「警察官がひとりしか乗っていないパトカーは、違反車両を追ったり、検挙したりしない」という噂を耳にしたことはないだろうか。じつはこれ、ちゃんとした根拠がある話なのだ。現役時代の経験談を交えて、元白バイ警官の宅島奈津子さんが解説する。
●文:ヤングマシン編集部(宅島奈津子)
ほとんど見かけなくなったひとり乗車
みなさんがふだん、目にするパトカーには必ずと言っていいほど、二人以上の警察官が乗務しているのではないでしょうか。ただし、駐在所に属している警察官は基本的にはひとり乗務であり、交番や警察署等に属するパトカーには二人以上で乗車することになっています。これは、交番と駐在所の違いに起因しています。
交番はおもに都市部に所在し、地域警察官が交替制で勤務しています。駐在所には、原則としてひとりの警察官が自分の家族とともに居住し、地域住民の安全を守る活動を行っています。そのため、駐在員は単独でパトカーに乗車していることが多いのです。
二人以上で乗車は事故防止と安全性の確保のため
なぜ二名乗車なのかというと、受傷事故防止が大きな理由のひとつです。加えて、緊急走行する際、運転手とは別に、安全確認のために、拡声器の使用や無線機の通信を行う警察官が必要となります。また、違反者検挙の際には、証人としての役割を果たすことだってあります。
「パトカーに二人以上の警察官が乗っているなんて、人件費の無駄遣いではないのか」、といった市民の声も実際にはあがっていますが、こうした事情を配慮していただければと思います。
ひとり乗車の場合でも検挙することはある
「パトカーに警察官がひとりしか乗っていないのなら、検挙されることはない」という噂も、前述した証拠能力に関する事実が元でしょう。ですが、噂を真に受けてしまうのはちょっと危険。実際には、警察官がひとりであっても検挙することはあります。なかには映像を残している警察官だっていますから。
そもそも現行犯や準現行犯の場合は明らかな現認があるので、いわゆる物的証拠は必要ないのですが、問題になってくるのは、交通違反者に否認された場合。裁判を行うことになります。

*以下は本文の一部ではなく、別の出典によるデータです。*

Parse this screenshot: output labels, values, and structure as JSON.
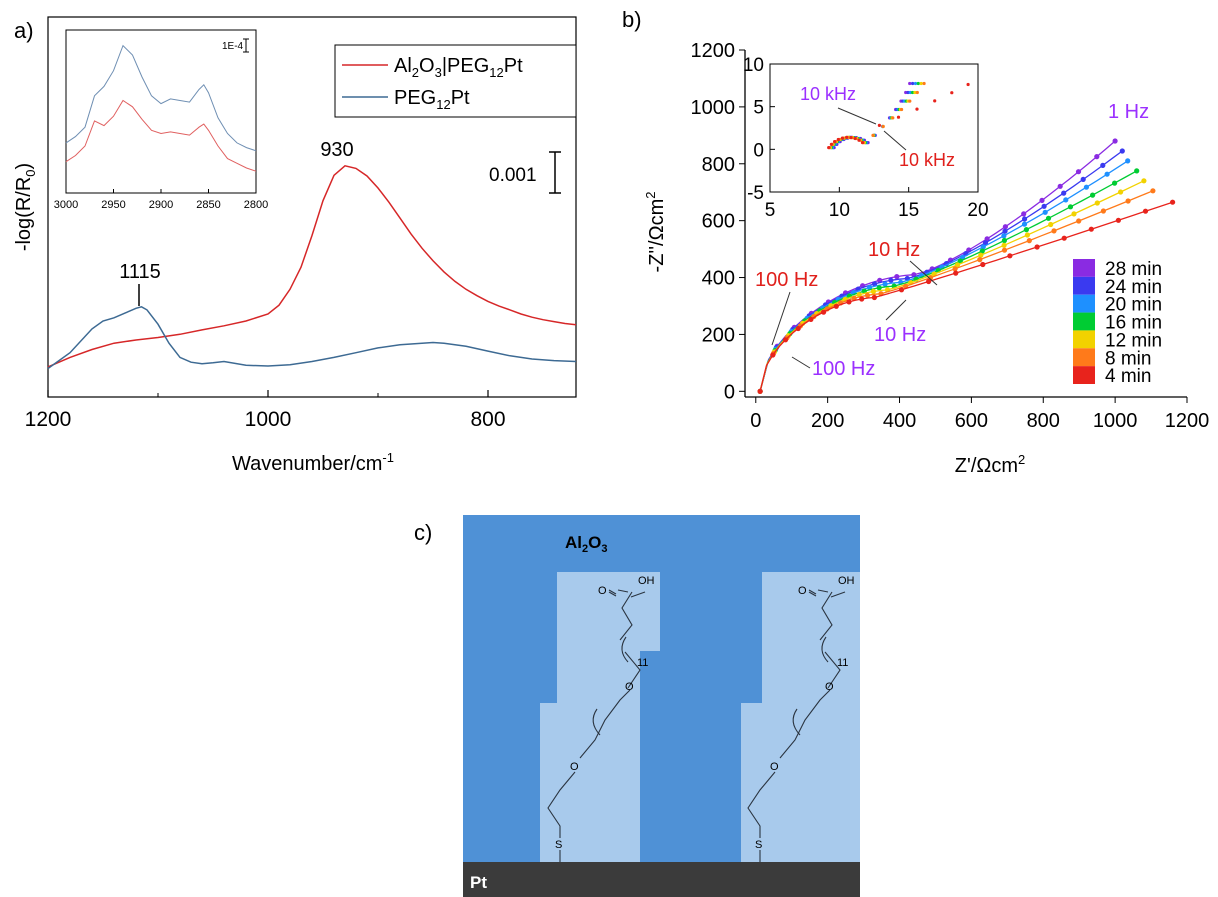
{
  "panels": {
    "a": {
      "label": "a)"
    },
    "b": {
      "label": "b)"
    },
    "c": {
      "label": "c)"
    }
  },
  "chart_data": [
    {
      "id": "panel-a",
      "type": "line",
      "xlabel": "Wavenumber/cm-1",
      "xlabel_main": "Wavenumber/cm",
      "xlabel_sup": "-1",
      "ylabel": "-log(R/R0)",
      "xlim": [
        1200,
        720
      ],
      "x_reversed": true,
      "ylim": [
        0,
        0.012
      ],
      "y_ticks_shown": false,
      "x_ticks": [
        "1200",
        "1000",
        "800"
      ],
      "scale_bar": {
        "label": "0.001",
        "value": 0.001
      },
      "annotations": [
        {
          "text": "930",
          "x": 930
        },
        {
          "text": "1115",
          "x": 1115
        }
      ],
      "legend": {
        "position": "top-right"
      },
      "series": [
        {
          "name": "Al2O3|PEG12Pt",
          "color": "#d62728",
          "x": [
            1200,
            1180,
            1160,
            1140,
            1120,
            1100,
            1080,
            1060,
            1040,
            1020,
            1000,
            990,
            980,
            970,
            960,
            950,
            940,
            930,
            920,
            910,
            900,
            890,
            880,
            870,
            860,
            850,
            840,
            830,
            820,
            810,
            800,
            790,
            780,
            770,
            760,
            750,
            740,
            730,
            720
          ],
          "y": [
            0.00095,
            0.00125,
            0.0015,
            0.0017,
            0.0018,
            0.00188,
            0.00198,
            0.00212,
            0.00225,
            0.0024,
            0.00262,
            0.0029,
            0.0034,
            0.0041,
            0.0051,
            0.0062,
            0.007,
            0.0073,
            0.00722,
            0.00698,
            0.0066,
            0.00615,
            0.00565,
            0.00515,
            0.0047,
            0.0043,
            0.00395,
            0.00365,
            0.0034,
            0.0032,
            0.00302,
            0.00287,
            0.00275,
            0.00262,
            0.00252,
            0.00244,
            0.00238,
            0.00232,
            0.00228
          ]
        },
        {
          "name": "PEG12Pt",
          "color": "#3d6a93",
          "x": [
            1200,
            1180,
            1160,
            1150,
            1140,
            1130,
            1120,
            1115,
            1110,
            1100,
            1090,
            1080,
            1070,
            1060,
            1050,
            1040,
            1020,
            1000,
            980,
            960,
            940,
            920,
            900,
            880,
            860,
            850,
            840,
            820,
            800,
            780,
            760,
            740,
            720
          ],
          "y": [
            0.0009,
            0.0014,
            0.00215,
            0.0024,
            0.0025,
            0.00265,
            0.0028,
            0.00285,
            0.00275,
            0.0023,
            0.0017,
            0.00125,
            0.0011,
            0.00105,
            0.00108,
            0.00112,
            0.001,
            0.00098,
            0.00102,
            0.00112,
            0.00125,
            0.0014,
            0.00155,
            0.00165,
            0.0017,
            0.00172,
            0.0017,
            0.0016,
            0.00145,
            0.0013,
            0.0012,
            0.00115,
            0.00112
          ]
        }
      ],
      "inset": {
        "type": "line",
        "xlim": [
          3000,
          2800
        ],
        "x_ticks": [
          "3000",
          "2950",
          "2900",
          "2850",
          "2800"
        ],
        "scale_bar": {
          "label": "1E-4"
        },
        "series": [
          {
            "name": "PEG12Pt",
            "color": "#6f8fb3",
            "x": [
              3000,
              2990,
              2980,
              2970,
              2960,
              2950,
              2940,
              2930,
              2920,
              2910,
              2900,
              2890,
              2880,
              2870,
              2860,
              2855,
              2850,
              2840,
              2830,
              2820,
              2810,
              2800
            ],
            "y": [
              0.3,
              0.34,
              0.4,
              0.6,
              0.66,
              0.76,
              0.92,
              0.86,
              0.72,
              0.6,
              0.55,
              0.58,
              0.57,
              0.56,
              0.64,
              0.67,
              0.62,
              0.46,
              0.36,
              0.3,
              0.27,
              0.25
            ]
          },
          {
            "name": "Al2O3|PEG12Pt",
            "color": "#e06060",
            "x": [
              3000,
              2990,
              2980,
              2970,
              2960,
              2950,
              2940,
              2930,
              2920,
              2910,
              2900,
              2890,
              2880,
              2870,
              2860,
              2855,
              2850,
              2840,
              2830,
              2820,
              2810,
              2800
            ],
            "y": [
              0.18,
              0.22,
              0.28,
              0.44,
              0.41,
              0.47,
              0.57,
              0.53,
              0.45,
              0.38,
              0.36,
              0.37,
              0.36,
              0.35,
              0.4,
              0.42,
              0.38,
              0.28,
              0.2,
              0.17,
              0.14,
              0.12
            ]
          }
        ]
      }
    },
    {
      "id": "panel-b",
      "type": "scatter",
      "xlabel": "Z'/Ωcm2",
      "xlabel_main": "Z'/Ωcm",
      "xlabel_sup": "2",
      "ylabel": "-Z''/Ωcm2",
      "ylabel_main": "-Z''/Ωcm",
      "ylabel_sup": "2",
      "xlim": [
        -30,
        1200
      ],
      "ylim": [
        -20,
        1200
      ],
      "x_ticks": [
        0,
        200,
        400,
        600,
        800,
        1000,
        1200
      ],
      "y_ticks": [
        0,
        200,
        400,
        600,
        800,
        1000,
        1200
      ],
      "legend": {
        "position": "bottom-right"
      },
      "annotations": [
        {
          "text": "1 Hz",
          "color": "#9b30ff"
        },
        {
          "text": "10 Hz",
          "color": "#e0201c"
        },
        {
          "text": "10 Hz",
          "color": "#9b30ff"
        },
        {
          "text": "100 Hz",
          "color": "#e0201c"
        },
        {
          "text": "100 Hz",
          "color": "#9b30ff"
        }
      ],
      "series": [
        {
          "name": "28 min",
          "color": "#8a2be2",
          "end": [
            1000,
            880
          ]
        },
        {
          "name": "24 min",
          "color": "#3a3af0",
          "end": [
            1020,
            845
          ]
        },
        {
          "name": "20 min",
          "color": "#1e90ff",
          "end": [
            1035,
            810
          ]
        },
        {
          "name": "16 min",
          "color": "#00cc33",
          "end": [
            1060,
            775
          ]
        },
        {
          "name": "12 min",
          "color": "#f2d200",
          "end": [
            1080,
            740
          ]
        },
        {
          "name": "8 min",
          "color": "#ff7a1a",
          "end": [
            1105,
            705
          ]
        },
        {
          "name": "4 min",
          "color": "#e8231c",
          "end": [
            1160,
            665
          ]
        }
      ],
      "inset": {
        "type": "scatter",
        "xlim": [
          5,
          20
        ],
        "ylim": [
          -5,
          10
        ],
        "x_ticks": [
          5,
          10,
          15,
          20
        ],
        "y_ticks": [
          -5,
          0,
          5,
          10
        ],
        "annotations": [
          {
            "text": "10 kHz",
            "color": "#9b30ff"
          },
          {
            "text": "10 kHz",
            "color": "#e0201c"
          }
        ]
      }
    }
  ],
  "diagram_c": {
    "oxide_label": "Al",
    "oxide_sub1": "2",
    "oxide_mid": "O",
    "oxide_sub2": "3",
    "substrate_label": "Pt",
    "molecule": {
      "acid_group": "OH",
      "carbonyl_o": "O",
      "ether_o_upper": "O",
      "ether_o_lower": "O",
      "repeat_count": "11",
      "thiol": "S"
    }
  }
}
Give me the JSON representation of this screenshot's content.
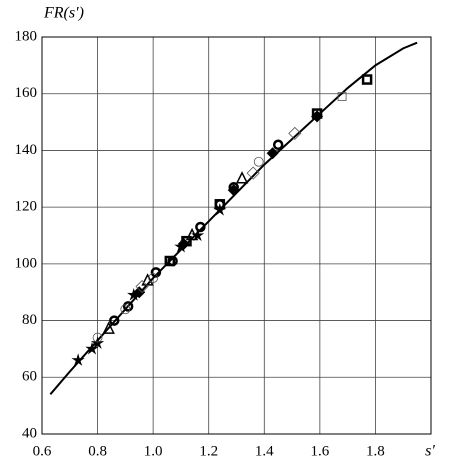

その際に、現認した警察官が複数であれば信憑性が高くなるわけですが、ひとりだけの場合、見間違いや勘違い等についても審議されることになるので、基本的には複数の警察官で取締りをはじめ、あらゆる警察活動を行うようにと言われているというのも実態です。
規定に違反しても手配車両を追いかけた私の体験談
あまり大きい声では言えないのですが、私が現役時代、やってしまったことをお話しようと思います。それは、交番勤務をしていたときのこと。基本的に二人以上で勤務するので、その当時の私は先輩と組んでいました。
24時間体制なため、日中に仮眠をすることもあります。午後3時頃だったと思うのですが、110番通報が無線で流れてきました。手配車両をNシステムが検知したという、急を要する内容だったため、寝ている先輩を起こしている余裕なんてない、と思い交番をひとりで飛び出しました。
立ち上がりが早かったため、該当車両を現認することができました。ひとりなので、追跡しつつ、無線で応援パトカーを要請。かけつけたところで、車両を停止させました。 私は、車両を発見できたことが嬉しかったし、誇らしかったのですが、当然のごとく怒られました。
言われたことは理解できたけど、まだ若かった私は、「私のおかげで車両発見できたんやろ」って気持ちが強かったのを、いまでもよく覚えています。20年以上前のことなので、記憶もおぼろげですが、二度とやらないという約束をして、許してもらったような。他にも生意気でやんちゃな行いが多々ありましたが、ここでは伏せておきます(笑)。
現在はひとり乗りがほとんど許されていない
上記の通り、パトカー乗務は基本的に複数で行われます。例外として、駐在所に勤務する警官の話をしましたが、それに加えて、交番勤務の際に、警察署に忘れ物をとりに行ったり、取り扱った事案で急を要するような場合の書類の提出や、応援派遣で他の交番に行くときなども、ひとりでパトカーに乗ることはありました。
しかし2025年現在は、「ひとりで乗ることを認めない」といった風潮が以前よりも警察全体で強くなっているようです。海外ではとくに、ひとりの警官を狙った犯罪行為が見受けられますから。警察官とはいえ、自らの安全性を確保すべきだという傾向にあるのでしょう。
平和な世界を望みたいところですが、自分の身は自分で守らなければならない世の中です。警察官に限らず、みなさんも夜間はとくに、単独行動を避けてくださいね。